Ençok kullandıkları eylem biçimi ise oyunlaştırma-doğaçlama, yani sokak tiyatrosu.
Tiyatro çalışmalarını salonlara sokma çabaları konusunda KTÜ yönetimiyle yaşadıkları anlaşmazlık, uzun bir eylem maratonu yarattı. Bu eylemler nedeniyle bazı öğrenciler okuldan uzaklaştırma durumu ile karşı karşıya kaldı. Bu durum eylemleri azaltmadı
Ciddi müdahalelerle karşılaştılar. Dövüldüler, yerlerde sürüklendiler, soruşturma ve kovuşturmalara uğradılar.
Kolektiflerin en önemli özelliği, inatçılığı!
Ama hiçbir eylemleri İsrail protestosu kadar etkili olamadı.
İsrail Büyükelçisi’ne atılan yumurtaların kokusu Tel Aviv’den duyuldu. İsrail Dışişleri Bakanlığı bile olayı ”Trabzonvari” bir olay olarak nitelendirdi. Öğrenci Kolektifi, artık Trabzon kimliği ile bütünleşen-özdeşleşen yeni bir sıfata oturdu.
Bu eylemde de öğrenciler yerlerde sürüklendi, ama toplumun ezici bir çoğunluğunun ‘taktirlerini’ topladı. İçteniçe birçok kesimin alkışını aldılar. Hergün Filistin’le yatıp kalkan, Filistin’deki İsrail zulmünü kendi siyasal hedefleri için kullananların, haftada bir İsrail’i kınayan basın açıklaması yapan bazı dinci çevrelerin yüzündeki maskeyi de söküp attı bir avuç öğrenci.
Onların asla cesaret edemeyeceği bir eylemi, korkusuzca gerçekleştirdiler. Şiddet içermeyen demokratik tepkilerini ortaya koydular. İsrail Dışişleri Bakanlığı saçmalasa da, İsrail Büyükelçisi bile bu eylemi demokratik ilan etti.
Geçen Cuma günü ise yine öğrenci kolektifi YÖK’e karşı bir eylem yaptı. Kampüs içinde yürüyüş gerçekleştirdiler.

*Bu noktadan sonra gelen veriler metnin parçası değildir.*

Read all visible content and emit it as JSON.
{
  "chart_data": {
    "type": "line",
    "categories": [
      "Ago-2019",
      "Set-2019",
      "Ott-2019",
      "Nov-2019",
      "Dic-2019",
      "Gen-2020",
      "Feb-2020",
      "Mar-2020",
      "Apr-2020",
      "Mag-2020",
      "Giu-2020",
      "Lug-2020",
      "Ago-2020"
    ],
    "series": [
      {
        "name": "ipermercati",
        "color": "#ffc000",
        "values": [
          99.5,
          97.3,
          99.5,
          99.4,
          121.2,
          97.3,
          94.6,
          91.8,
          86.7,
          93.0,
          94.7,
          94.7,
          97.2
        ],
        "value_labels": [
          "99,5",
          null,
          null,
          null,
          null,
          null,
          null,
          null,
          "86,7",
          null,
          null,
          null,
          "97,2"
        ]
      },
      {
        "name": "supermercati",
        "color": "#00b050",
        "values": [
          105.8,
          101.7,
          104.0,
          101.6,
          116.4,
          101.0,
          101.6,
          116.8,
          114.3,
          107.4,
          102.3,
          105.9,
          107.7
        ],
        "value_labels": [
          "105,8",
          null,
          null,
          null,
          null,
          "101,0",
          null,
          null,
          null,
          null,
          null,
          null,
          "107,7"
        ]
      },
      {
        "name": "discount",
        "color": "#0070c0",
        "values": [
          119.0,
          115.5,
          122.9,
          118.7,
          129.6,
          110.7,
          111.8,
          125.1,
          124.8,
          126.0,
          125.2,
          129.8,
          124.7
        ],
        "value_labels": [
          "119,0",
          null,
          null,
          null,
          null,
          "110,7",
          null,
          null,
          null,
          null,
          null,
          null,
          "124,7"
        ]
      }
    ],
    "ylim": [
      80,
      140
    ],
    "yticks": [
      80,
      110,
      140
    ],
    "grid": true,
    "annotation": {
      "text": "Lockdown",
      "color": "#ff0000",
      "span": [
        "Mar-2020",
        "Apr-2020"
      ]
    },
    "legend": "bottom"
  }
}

Eski YÖK yönetimi varken her gün açıklama yapıp bu kurumun kaldırılmasını isteyen iktidar yönlendirmesindeki dinci gruplar yine yoktu. Öyle ya, artık kendi YÖK’leri yönetimdeydi! Bu kez hiçbir müdahale yoktu. Müdahale olmayınca tabi ki olay da çıkmadı.
Sanki bu esneklikte, ülke çapında etki yaratan, İsrail devletini bile açıklama yapmaya itecek kadar etkili olan protesto eylemine duyulan saygı vardı. Öğrencilerin ise gururu.
Üniversitelerde birçok öğrenci grubu var. Atatürkçü Düşünce Kulüpleri, Türkiye Gençlik Birliği, diğer kulüpler, öğrenci dernekleri, değişik isimler altında yapılanmalar.
Şiddet içermediği ölçüde desteklenmesi gereken hareketler bunlar.
Nasıl bir üniversite gençliği istiyoruz?
Özgür düşünebilen, gerektiğinde ülkesini yönetenleri, üniversite yönetimlerini de eleştiren, ülkesi ve toplumu adına sorumluluk duyan, üretici gençler mi, yoksa her istenileni yapan pısırık kişiliksiz mankafalar mı?